Un día después de la renuncia de Carlos Menem a competir por la presidencia de la Nación, Elisa Carrió no puede disimular su alegría. "Su huida es una victoria social de los argentinos", afirmó a LA NACION la líder de ARI, que prometió colaboración desde el Congreso para con el gobierno de Néstor Kirchner, sin que esto signifique algún tipo de cogobierno. "El que acepte cargos, dejará de pertenecer al ARI", advirtió desde sus oficinas en el barrio de Congreso.

-¿Cómo analiza la renuncia de Menem?

-Lo que pasó forma parte de un quiebre cultural,una derrota fenomenal de la cultura menemista.Hay que analizar cómo se fueron Alfonsín, De la Rúa, Chacho Alvarez y cómo se está yendo Menem. La conclusión es que hay una forma en que la sociedad está depurando a la política, a través de la ida patética de sus íconos más importantes. El 70 por ciento de la sociedad dijo "no le tengo miedo, lo vamos a castigar a Menem", a esa forma de hacer política. Es un hecho histórico, un enorme avance cultural que en el ámbito político va a traer enormes dificultades. Hoy festejamos su huida, una victoria social de todos los argentinos.

-¿Menem no esquivó ese castigo, precisamente con la renuncia?

-No, al contrario.

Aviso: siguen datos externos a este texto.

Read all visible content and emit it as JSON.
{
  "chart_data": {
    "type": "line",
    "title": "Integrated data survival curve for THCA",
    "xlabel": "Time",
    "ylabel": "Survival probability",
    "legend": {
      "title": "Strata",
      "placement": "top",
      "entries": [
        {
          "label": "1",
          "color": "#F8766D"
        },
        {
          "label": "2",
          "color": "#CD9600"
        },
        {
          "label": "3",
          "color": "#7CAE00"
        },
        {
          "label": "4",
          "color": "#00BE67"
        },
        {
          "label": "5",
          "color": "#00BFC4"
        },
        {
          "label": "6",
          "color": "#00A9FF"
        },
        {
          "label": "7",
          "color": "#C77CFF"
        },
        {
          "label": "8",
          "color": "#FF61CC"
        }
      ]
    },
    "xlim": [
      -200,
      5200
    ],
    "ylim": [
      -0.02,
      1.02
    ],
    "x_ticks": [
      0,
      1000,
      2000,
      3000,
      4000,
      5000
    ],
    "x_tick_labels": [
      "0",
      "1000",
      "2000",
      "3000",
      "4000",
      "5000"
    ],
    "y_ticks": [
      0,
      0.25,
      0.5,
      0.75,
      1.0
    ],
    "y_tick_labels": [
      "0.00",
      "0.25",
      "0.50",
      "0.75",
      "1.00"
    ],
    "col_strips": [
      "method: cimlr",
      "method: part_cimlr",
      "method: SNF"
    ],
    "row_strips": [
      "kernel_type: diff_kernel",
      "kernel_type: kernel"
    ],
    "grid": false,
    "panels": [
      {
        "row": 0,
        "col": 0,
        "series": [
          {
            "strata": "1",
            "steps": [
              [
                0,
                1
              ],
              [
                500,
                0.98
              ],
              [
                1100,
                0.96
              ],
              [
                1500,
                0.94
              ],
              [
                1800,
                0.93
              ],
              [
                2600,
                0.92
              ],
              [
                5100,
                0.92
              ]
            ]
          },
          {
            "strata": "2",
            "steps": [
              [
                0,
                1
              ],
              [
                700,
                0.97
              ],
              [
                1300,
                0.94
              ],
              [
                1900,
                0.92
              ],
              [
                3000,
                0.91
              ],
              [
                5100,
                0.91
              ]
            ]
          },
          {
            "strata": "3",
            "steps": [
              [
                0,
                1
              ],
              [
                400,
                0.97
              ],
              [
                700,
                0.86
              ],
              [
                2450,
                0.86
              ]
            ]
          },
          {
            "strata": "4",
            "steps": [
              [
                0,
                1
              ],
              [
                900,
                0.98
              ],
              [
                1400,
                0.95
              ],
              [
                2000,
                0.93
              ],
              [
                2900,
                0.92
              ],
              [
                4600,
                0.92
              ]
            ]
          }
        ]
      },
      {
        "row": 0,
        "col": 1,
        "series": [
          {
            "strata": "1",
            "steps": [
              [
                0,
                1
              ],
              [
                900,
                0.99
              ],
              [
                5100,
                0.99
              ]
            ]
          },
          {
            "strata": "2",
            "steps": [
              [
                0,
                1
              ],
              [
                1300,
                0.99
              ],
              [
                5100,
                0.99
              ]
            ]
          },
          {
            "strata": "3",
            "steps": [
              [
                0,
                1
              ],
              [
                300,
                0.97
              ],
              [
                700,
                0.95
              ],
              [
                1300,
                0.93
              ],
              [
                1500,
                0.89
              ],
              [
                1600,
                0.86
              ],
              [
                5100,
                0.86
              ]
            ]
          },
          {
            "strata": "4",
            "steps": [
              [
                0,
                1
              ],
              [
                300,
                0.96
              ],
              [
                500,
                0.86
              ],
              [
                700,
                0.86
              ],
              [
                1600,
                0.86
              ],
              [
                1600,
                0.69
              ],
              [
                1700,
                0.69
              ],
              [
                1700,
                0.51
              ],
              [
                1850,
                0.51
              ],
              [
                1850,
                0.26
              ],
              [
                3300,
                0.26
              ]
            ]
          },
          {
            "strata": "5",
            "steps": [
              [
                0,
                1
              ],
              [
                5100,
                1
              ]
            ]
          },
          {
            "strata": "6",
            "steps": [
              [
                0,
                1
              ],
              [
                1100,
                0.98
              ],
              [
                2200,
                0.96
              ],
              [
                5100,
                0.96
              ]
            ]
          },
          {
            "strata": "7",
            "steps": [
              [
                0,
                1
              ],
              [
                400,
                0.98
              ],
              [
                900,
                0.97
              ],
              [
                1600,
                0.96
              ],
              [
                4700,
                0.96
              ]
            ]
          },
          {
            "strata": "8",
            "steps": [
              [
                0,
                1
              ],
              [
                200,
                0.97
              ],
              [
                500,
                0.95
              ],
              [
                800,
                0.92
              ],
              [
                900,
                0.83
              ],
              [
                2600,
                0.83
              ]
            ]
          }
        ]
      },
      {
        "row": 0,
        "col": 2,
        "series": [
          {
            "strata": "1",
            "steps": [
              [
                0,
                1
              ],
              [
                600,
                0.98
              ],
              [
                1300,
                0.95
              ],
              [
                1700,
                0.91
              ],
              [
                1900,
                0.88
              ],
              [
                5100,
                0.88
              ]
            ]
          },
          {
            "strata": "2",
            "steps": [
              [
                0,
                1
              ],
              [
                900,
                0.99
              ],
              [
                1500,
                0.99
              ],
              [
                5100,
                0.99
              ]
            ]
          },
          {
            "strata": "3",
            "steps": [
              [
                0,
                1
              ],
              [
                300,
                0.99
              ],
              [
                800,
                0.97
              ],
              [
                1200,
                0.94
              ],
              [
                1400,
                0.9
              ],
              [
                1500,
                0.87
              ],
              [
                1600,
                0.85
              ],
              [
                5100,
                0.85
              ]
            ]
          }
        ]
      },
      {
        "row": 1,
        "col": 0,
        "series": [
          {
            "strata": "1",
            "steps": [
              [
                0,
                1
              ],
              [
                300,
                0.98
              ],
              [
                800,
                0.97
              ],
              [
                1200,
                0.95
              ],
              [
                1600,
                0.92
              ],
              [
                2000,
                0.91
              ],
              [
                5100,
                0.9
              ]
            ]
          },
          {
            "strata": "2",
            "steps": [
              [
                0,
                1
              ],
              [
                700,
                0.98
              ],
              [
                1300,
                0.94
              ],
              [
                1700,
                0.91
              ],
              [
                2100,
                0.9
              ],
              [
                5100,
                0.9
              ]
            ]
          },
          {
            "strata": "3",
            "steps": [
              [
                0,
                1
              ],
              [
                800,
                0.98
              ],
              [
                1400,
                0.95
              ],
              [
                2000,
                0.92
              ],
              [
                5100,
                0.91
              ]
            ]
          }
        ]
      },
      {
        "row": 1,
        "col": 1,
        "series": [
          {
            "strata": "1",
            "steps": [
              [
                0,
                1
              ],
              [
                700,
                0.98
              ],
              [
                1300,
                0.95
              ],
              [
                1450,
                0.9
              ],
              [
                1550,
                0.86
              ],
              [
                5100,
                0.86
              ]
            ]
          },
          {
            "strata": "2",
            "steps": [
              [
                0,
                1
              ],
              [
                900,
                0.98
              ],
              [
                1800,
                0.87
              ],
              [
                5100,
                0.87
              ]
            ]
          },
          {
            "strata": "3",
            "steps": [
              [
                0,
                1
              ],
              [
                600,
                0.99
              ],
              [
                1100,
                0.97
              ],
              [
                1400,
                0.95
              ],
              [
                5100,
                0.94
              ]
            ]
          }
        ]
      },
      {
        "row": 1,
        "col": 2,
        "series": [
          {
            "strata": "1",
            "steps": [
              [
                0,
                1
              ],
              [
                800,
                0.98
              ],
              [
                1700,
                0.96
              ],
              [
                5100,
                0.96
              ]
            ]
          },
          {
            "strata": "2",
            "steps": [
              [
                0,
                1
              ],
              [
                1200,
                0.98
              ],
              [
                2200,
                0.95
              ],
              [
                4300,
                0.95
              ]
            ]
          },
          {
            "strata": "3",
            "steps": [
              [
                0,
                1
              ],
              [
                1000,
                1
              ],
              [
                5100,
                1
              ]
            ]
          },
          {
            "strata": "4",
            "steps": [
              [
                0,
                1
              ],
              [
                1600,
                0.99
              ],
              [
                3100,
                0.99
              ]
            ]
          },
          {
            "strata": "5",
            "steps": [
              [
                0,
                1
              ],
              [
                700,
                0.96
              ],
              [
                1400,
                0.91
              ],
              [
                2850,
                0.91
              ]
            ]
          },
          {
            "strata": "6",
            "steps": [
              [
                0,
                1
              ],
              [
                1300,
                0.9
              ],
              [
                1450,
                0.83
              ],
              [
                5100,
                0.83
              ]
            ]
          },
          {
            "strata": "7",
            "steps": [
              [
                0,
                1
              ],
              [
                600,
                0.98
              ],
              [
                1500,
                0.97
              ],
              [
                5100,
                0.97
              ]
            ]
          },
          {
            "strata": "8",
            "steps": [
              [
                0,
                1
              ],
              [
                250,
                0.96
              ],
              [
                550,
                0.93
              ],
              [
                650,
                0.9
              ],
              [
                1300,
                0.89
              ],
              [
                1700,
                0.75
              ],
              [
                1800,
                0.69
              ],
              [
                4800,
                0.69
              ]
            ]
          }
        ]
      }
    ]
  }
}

Menem se suicidó antes de que lo maten. Como todo suicida, tiene como objetivo dañar a otros, en este caso a Kirchner.

-¿Es el final del menemismo?

-Desde hace diez años estamos en conflicto: de un lado están la ley, los valores morales; del otro el pragmatismo, la banalidad. La gente iba a votar contra Menem por su deshonestidad y los valores morales que encarna: es un cambio excepcional, en relación con el "roban pero hacen". Se cayó un castillo de ficción, ahora hay que construir otra cosa, un proceso que será lento, con avances y retrocesos.

-¿Kirchner puede encabezar ese proceso?

-Tengo enormes reservas morales sobre Kirchner, sobre todo por la forma en que financió su campaña y las prácticas políticas de su provincia. Pero no vamos a ponerle palos en la rueda. Las personas pueden cambiar, construir, y hay que ayudarlo a que lo haga. Nuestra responsabilidad institucional es no obstaculizar, y que el presidente gobierne.

-Pero asume en una situación de extrema debilidad....

-Lo que sucedió esta semana desnudó, por un lado, la miserable realidad de Menem; por otro, la realidad del poder de Kirchner, un presidente con votos prestados. Su gran desafío es construir autoridad y legitimidad política.

-¿Y cómo lo conseguiría?

-Por el ejercicio de su gobierno: con políticas correctas y ejemplaridad de gestión puede construir una autoridad que no tiene y legitimarse. Si no lo logra, viviremos tiempos difíciles.

-¿Qué hará ARI entonces?

-No vamos a cogobernar. Ni nos ofrecieron ni vamos a aceptar cargos en la administración. Si alguno acepta, es porque se va del ARI. Tampoco voy a usar mi legitimidad política para debilitar a Kirchner.

-¿Hubo llamados concretos?

-No los hubo, pero las políticas preventivas son buenas (se ríe). Es una especie de prevención del delito.